Insolvency practitioners must now wait until the end of the year for a final decision on whether sacked staff can make receivers personally liable for past employment contracts. Mr Justice Lightman allowed Andersen to leap-frog the Court of Appeal and go straight to the House of Lords where a similar case relating to administrators is due to be heard on 5 December.

Andersen had asked Mr Justice Lightman to decide whether a February ruling in the case of Touche Ross and Paramount Airways - which dealt with administrators - also applied to receivers.

The Paramount administrators were ruled to be personally liable for sacked employees' contracts - a decision that overturned accountants' understanding of law relating to company rescues. It meant that if administrators retained employees to keep the company running while a buyer was sought - instead of sacking them within a 14-day period - they became personally liable for the workers' contracts.

Michael Heseltine, President of the Board of Trade, introduced emergency legislation, the Insolvency Act 1994, in March to protect administrators against future employees' claims. But he did not make his bill retrospective, and allowed employees to make backdated claims arising before his bill on 15 March 1994.

Yesterday's decision brings receivers into the same net. It opens the way for sacked Leyland and Ferranti employees to make backdated claims under their contracts of employment against the receivers, John Talbot and Murdoch McKillop of Arthur Andersen.

It is likely that the Leyland and Ferranti cases will be joined with the Paramount Appeal in the Lords.

The possibility of sacked employees making compensation claims dating back to 1986 has worried company rescue specialists ever since Mr Heseltine refused to make his emergency bill retrospective.

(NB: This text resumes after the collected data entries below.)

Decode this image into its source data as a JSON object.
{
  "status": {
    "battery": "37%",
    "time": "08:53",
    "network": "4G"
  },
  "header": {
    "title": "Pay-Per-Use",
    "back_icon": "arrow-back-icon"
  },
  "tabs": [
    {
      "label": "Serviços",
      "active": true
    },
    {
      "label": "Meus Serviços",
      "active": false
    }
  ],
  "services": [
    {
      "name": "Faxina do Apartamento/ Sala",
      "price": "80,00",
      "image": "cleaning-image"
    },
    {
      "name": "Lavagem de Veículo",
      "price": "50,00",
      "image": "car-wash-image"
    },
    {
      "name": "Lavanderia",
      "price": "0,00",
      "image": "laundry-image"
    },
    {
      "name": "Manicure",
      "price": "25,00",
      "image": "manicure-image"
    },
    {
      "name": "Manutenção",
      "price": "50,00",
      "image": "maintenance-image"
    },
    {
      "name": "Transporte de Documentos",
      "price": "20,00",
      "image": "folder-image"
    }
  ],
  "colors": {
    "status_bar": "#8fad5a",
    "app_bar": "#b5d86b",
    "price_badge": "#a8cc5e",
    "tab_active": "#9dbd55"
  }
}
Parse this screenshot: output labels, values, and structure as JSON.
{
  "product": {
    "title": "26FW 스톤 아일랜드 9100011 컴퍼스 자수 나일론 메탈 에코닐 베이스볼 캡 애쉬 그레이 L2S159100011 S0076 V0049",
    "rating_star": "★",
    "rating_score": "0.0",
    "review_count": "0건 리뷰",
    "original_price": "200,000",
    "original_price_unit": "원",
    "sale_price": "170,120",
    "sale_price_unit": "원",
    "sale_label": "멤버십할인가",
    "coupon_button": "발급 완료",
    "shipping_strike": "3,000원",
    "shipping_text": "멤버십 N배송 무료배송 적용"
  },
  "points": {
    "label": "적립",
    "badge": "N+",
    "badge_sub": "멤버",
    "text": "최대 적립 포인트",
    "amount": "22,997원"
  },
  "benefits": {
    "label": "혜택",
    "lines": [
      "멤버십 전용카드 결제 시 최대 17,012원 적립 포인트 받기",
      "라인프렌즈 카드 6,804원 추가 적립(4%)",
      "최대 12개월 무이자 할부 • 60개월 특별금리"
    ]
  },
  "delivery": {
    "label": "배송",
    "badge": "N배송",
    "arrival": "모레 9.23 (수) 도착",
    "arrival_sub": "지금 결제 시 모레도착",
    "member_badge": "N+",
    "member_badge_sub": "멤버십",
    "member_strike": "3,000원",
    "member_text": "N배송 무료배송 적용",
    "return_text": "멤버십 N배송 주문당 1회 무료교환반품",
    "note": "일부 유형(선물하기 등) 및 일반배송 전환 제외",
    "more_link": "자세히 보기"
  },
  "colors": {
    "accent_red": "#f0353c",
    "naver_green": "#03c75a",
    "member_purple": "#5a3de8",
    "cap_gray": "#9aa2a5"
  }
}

Ian Bradbery, president of the Society of Practitioners of Insolvency, said: 'Happily, the Insolvency Act 1994 means that a decision like this can never be made in the case of recent or new receiverships, and the decision to allow appeal straight to the Lords means that any uncertainty surrounding older cases will probably be removed before the end of the year.'

Yesterday, Mr Talbot and Mr McKillop announced they had completed the sale of Ferranti's Industrial Systems Division to a UK subsidiary of Thomson CSF. The Division is based at Wythenshawe, Dalkeith and Aberdeen, employs 285 staff and provides software for large industrial plants.